Stately surgeonfish, handsome emperors, all these residents of the lagoon display wonderful colours against a background of enchanting coral gardens. Your undersea journey becomes a serene adventure of discovery and meditation.

Magic lagoon
Protected from the big ocean swells, fragile stems of stag coral, sea fans and sea whips thrive and provide shelter and supper to a whole range of colourful species: parrot fish, wrasses, emperors, surgeon fish, damsel fish, and many others.

Warning! Danger!
Here are some creatures you will be happy to discover from behind plate glass. Begin with the very decorative lionfish, whose fins look like long feathers: he carries extremely potent venom, which will cause severe pain, headaches, fever, nausea, and occasionally breathing difficulties. The most dreaded member of the family is the notorious stonefish: as its name implies, it looks just like a rock and sits motionless on the bottom, among corals and pebbles, occasionally on sandy bottoms where it buries itself with only a few of its deadly dorsal spines showing.

The crown-of-thorns starfish
This prickly member of the starfish family, called Acanthaster planci by scientists, and mother-in-law cushion by the facetious, is another of the resident of the coral habitats. It feeds on coral polyps, and can devastate large areas of the reef when present in large numbers.

The "striped jersey"
Fourteen species of marine snakes have been identified in New Caledonia. The best known is undoubtedly the Laticauda laticaudata, popularly known as "striped jersey". The Aquarium usually keeps some specimens in its displays, but they must be released within three weeks and replaced, as they will not feed in captivity (they live mostly on small moray eels and other eel-like fish).

Look out for the striped jersey!

The "striped jersey" is the only one, among the dozen or more marine snakes of New Caledonia, to be amphibious. It makes its nest ashore, and hunts in the sea for the young moray eels which are his favourite food. It has a pair of fangs at the front of its mouth; it can sting and inject its venom. Fortunately, it is rather shy and not aggressive.

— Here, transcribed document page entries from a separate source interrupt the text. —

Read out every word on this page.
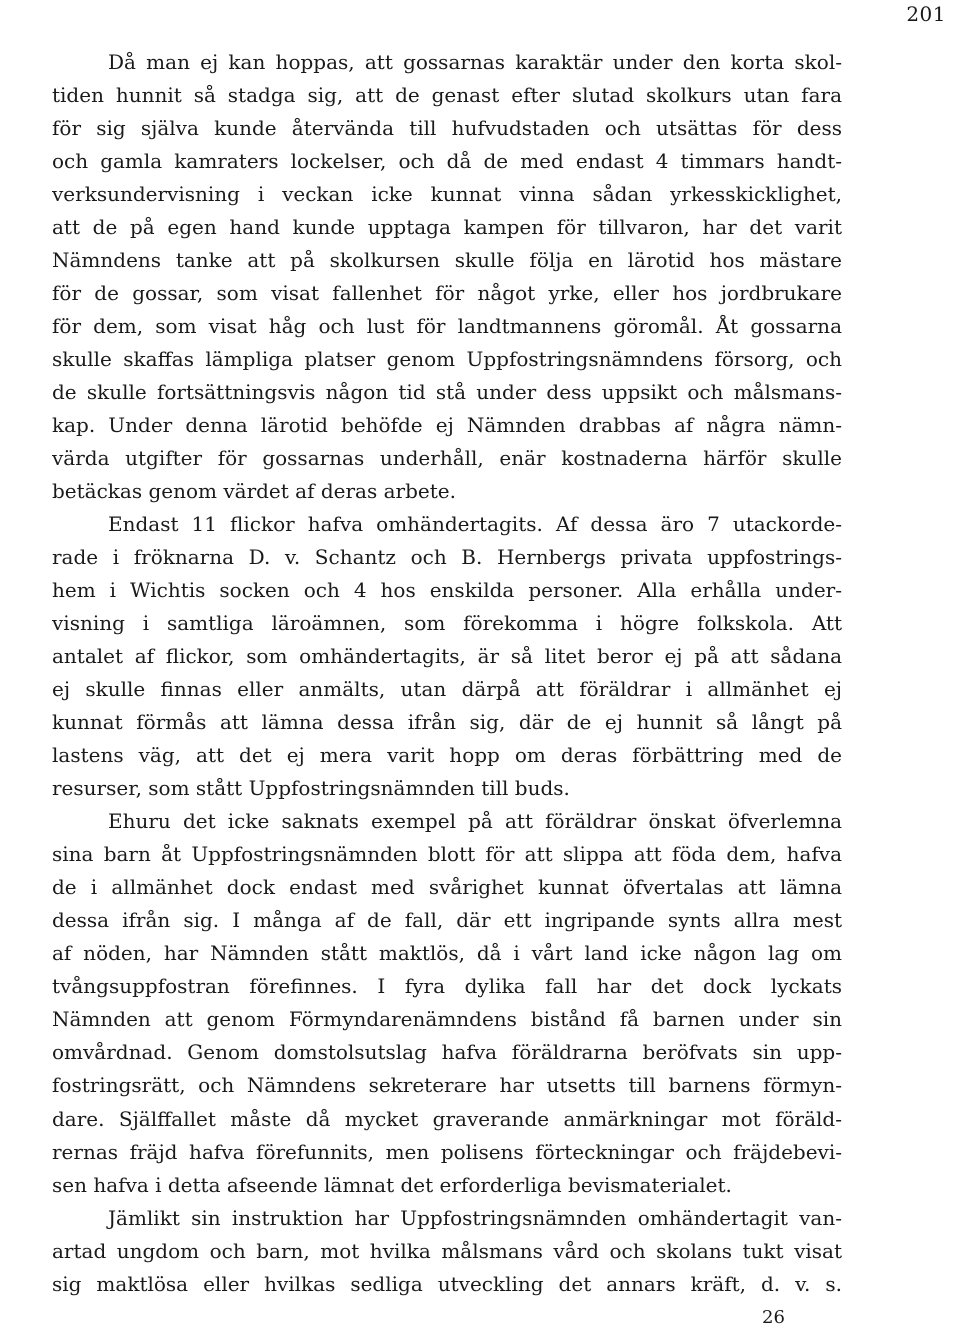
201
Då man ej kan hoppas, att gossarnas karaktär under den korta skol-
tiden hunnit så stadga sig, att de genast efter slutad skolkurs utan fara
för sig själva kunde återvända till hufvudstaden och utsättas för dess
och gamla kamraters lockelser, och då de med endast 4 timmars handt-
verksundervisning i veckan icke kunnat vinna sådan yrkesskicklighet,
att de på egen hand kunde upptaga kampen för tillvaron, har det varit
Nämndens tanke att på skolkursen skulle följa en lärotid hos mästare
för de gossar, som visat fallenhet för något yrke, eller hos jordbrukare
för dem, som visat håg och lust för landtmannens göromål. Åt gossarna
skulle skaffas lämpliga platser genom Uppfostringsnämndens försorg, och
de skulle fortsättningsvis någon tid stå under dess uppsikt och målsmans-
kap. Under denna lärotid behöfde ej Nämnden drabbas af några nämn-
värda utgifter för gossarnas underhåll, enär kostnaderna härför skulle
betäckas genom värdet af deras arbete.
Endast 11 flickor hafva omhändertagits. Af dessa äro 7 utackorde-
rade i fröknarna D. v. Schantz och B. Hernbergs privata uppfostrings-
hem i Wichtis socken och 4 hos enskilda personer. Alla erhålla under-
visning i samtliga läroämnen, som förekomma i högre folkskola. Att
antalet af flickor, som omhändertagits, är så litet beror ej på att sådana
ej skulle finnas eller anmälts, utan därpå att föräldrar i allmänhet ej
kunnat förmås att lämna dessa ifrån sig, där de ej hunnit så långt på
lastens väg, att det ej mera varit hopp om deras förbättring med de
resurser, som stått Uppfostringsnämnden till buds.
Ehuru det icke saknats exempel på att föräldrar önskat öfverlemna
sina barn åt Uppfostringsnämnden blott för att slippa att föda dem, hafva
de i allmänhet dock endast med svårighet kunnat öfvertalas att lämna
dessa ifrån sig. I många af de fall, där ett ingripande synts allra mest
af nöden, har Nämnden stått maktlös, då i vårt land icke någon lag om
tvångsuppfostran förefinnes. I fyra dylika fall har det dock lyckats
Nämnden att genom Förmyndarenämndens bistånd få barnen under sin
omvårdnad. Genom domstolsutslag hafva föräldrarna beröfvats sin upp-
fostringsrätt, och Nämndens sekreterare har utsetts till barnens förmyn-
dare. Själffallet måste då mycket graverande anmärkningar mot föräld-
rernas fräjd hafva förefunnits, men polisens förteckningar och fräjdebevi-
sen hafva i detta afseende lämnat det erforderliga bevismaterialet.
Jämlikt sin instruktion har Uppfostringsnämnden omhändertagit van-
artad ungdom och barn, mot hvilka målsmans vård och skolans tukt visat
sig maktlösa eller hvilkas sedliga utveckling det annars kräft, d. v. s.
26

Camouflage is a very interesting strategy used by fish either to catch their prey or to evade predators. Certain fish are able to assume the appearance of other species or of features of their environment. Some will assume the shape of something of no interest to predators, such as a bit of floating algae, while others take on the appearance of species known to the predators to be toxic or particularly foul tasting. Others pretend to belong to species that have an understanding with predators, such as the cleaner wrasses.


The peacock mantis shrimp has one of the most acute visions of the animal world. Its eyes have a triple-banded cornea, which enables it to see in 3 dimensions. Its retina has 16 different types of cells, including some sensitive to ultra-violet light, and others specialised in interpreting polarised light.